Simple steps to turn a website into a sales machine.
Instead of throwing more money at marketing, we spent a few hours improving the ability of the website to convert interest into sales.
First, we took the business owner through our analysis and mapped out a solution. We worked together on improving the core sales pitch and then helped him fix the issues that were getting in the way of conversion.
By re-focusing content on the customer we were able to suggest changes in the writing style. This same customer-focused perspective also drove revisions in the page layout.
Above all, we recommended the inclusion of direct (but nicely worded) calls to action. Simple prompts such as ‘Choose your favourite design’ told the customer what to do next.
There were also some design fixes. Even simple things, such changing as the colour of buttons, have been shown to improve conversion. Did you know that if you want someone to click on a ‘Buy Now’ button you should make the button red? It just works.

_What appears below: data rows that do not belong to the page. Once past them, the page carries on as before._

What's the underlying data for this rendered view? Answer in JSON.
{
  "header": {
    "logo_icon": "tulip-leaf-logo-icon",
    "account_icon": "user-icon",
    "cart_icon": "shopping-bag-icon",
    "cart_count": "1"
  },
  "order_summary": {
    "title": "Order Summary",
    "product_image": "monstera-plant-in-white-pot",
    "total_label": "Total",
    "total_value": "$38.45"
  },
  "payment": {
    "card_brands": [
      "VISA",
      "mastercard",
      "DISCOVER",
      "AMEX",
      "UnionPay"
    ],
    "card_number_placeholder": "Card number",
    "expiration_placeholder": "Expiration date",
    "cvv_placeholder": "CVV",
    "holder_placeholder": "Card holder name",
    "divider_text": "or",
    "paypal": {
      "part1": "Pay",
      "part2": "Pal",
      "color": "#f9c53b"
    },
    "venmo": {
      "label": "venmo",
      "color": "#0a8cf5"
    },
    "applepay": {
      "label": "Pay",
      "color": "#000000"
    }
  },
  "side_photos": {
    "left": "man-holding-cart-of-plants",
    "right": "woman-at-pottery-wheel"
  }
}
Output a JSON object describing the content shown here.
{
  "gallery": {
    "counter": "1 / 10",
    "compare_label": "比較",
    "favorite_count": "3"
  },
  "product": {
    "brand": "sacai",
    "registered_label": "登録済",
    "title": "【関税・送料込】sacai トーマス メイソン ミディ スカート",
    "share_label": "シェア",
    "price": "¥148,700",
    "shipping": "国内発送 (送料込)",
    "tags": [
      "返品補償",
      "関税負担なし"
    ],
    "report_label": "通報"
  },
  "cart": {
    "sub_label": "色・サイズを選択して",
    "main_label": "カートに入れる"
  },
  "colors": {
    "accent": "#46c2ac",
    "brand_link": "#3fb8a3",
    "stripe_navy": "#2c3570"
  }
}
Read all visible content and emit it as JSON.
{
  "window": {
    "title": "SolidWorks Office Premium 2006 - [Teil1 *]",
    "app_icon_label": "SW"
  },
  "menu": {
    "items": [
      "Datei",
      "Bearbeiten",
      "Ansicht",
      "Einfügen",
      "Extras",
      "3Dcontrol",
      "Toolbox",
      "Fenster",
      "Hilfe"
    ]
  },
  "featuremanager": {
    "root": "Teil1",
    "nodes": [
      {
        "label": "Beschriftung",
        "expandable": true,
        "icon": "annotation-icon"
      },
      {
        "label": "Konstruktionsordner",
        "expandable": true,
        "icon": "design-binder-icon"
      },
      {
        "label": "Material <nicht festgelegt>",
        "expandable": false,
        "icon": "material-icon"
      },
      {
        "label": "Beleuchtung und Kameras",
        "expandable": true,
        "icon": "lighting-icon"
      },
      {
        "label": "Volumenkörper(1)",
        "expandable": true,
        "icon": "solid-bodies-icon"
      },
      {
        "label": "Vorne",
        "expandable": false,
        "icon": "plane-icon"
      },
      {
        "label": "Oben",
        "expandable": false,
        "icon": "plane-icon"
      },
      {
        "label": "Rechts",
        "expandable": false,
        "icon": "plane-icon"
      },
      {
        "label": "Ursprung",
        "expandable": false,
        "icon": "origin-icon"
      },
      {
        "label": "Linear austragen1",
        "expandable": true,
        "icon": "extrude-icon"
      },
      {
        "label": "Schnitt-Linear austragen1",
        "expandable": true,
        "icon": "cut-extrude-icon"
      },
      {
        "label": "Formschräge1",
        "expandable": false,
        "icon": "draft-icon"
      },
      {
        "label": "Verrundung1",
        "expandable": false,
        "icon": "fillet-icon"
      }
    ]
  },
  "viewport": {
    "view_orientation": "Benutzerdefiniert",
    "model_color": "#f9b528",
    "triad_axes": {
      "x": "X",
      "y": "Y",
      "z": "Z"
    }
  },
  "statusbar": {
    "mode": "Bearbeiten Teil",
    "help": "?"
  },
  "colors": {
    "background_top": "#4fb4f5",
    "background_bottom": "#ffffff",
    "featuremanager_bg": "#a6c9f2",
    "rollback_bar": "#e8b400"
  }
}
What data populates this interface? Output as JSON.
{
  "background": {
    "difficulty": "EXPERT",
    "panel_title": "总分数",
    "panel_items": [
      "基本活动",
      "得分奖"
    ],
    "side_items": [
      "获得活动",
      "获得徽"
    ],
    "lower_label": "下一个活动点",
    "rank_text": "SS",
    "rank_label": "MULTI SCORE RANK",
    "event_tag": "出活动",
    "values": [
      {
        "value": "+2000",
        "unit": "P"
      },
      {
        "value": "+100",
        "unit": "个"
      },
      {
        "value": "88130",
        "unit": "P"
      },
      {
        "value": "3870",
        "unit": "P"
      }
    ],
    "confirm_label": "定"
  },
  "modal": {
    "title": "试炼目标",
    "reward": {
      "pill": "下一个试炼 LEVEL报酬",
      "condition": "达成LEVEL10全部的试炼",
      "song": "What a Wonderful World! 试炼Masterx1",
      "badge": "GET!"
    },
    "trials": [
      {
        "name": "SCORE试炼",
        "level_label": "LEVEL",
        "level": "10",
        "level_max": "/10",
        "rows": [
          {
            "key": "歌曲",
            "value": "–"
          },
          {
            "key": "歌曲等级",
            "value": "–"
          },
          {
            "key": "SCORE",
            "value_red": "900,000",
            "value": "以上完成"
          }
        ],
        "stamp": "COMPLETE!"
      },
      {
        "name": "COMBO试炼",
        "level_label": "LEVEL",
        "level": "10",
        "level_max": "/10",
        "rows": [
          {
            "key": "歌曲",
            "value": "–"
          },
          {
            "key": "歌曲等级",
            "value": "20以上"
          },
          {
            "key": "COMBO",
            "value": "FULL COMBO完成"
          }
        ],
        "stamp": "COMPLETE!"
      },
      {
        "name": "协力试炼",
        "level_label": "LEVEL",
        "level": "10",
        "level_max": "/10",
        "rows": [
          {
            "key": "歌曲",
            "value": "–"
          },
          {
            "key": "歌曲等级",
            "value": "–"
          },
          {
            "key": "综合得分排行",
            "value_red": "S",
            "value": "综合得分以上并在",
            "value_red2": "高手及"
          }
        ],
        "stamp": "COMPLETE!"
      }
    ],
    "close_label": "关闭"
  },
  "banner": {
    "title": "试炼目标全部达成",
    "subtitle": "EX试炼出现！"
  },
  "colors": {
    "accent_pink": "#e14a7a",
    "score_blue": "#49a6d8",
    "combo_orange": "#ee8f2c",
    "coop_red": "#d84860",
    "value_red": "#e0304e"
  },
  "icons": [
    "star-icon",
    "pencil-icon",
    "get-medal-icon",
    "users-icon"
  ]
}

The result: Sales up 600% in one week.
The first week after refreshing the website saw 12 sales completed online. This was up from an average of two per week beforehand.
Remember, nothing else had been changed in the sales funnel. The branding and product range was the same. The same Facebook ads were running, and visitors were arriving in the same numbers. But now they were completing the sales journey, and buying the product.
With sales now running at a much higher level the business owner was able to fulfil his dream of running the business as a fulltime gig. From a part-time hobby he had created a sustainable business.
Imagine what your business would look like with a 100%, 200% or even 600% increase in turnover, but no added cost of sales. A close look at your website’s performance could be the catalyst for this sort of turnaround.
Start by looking at how well it converts traffic into sales.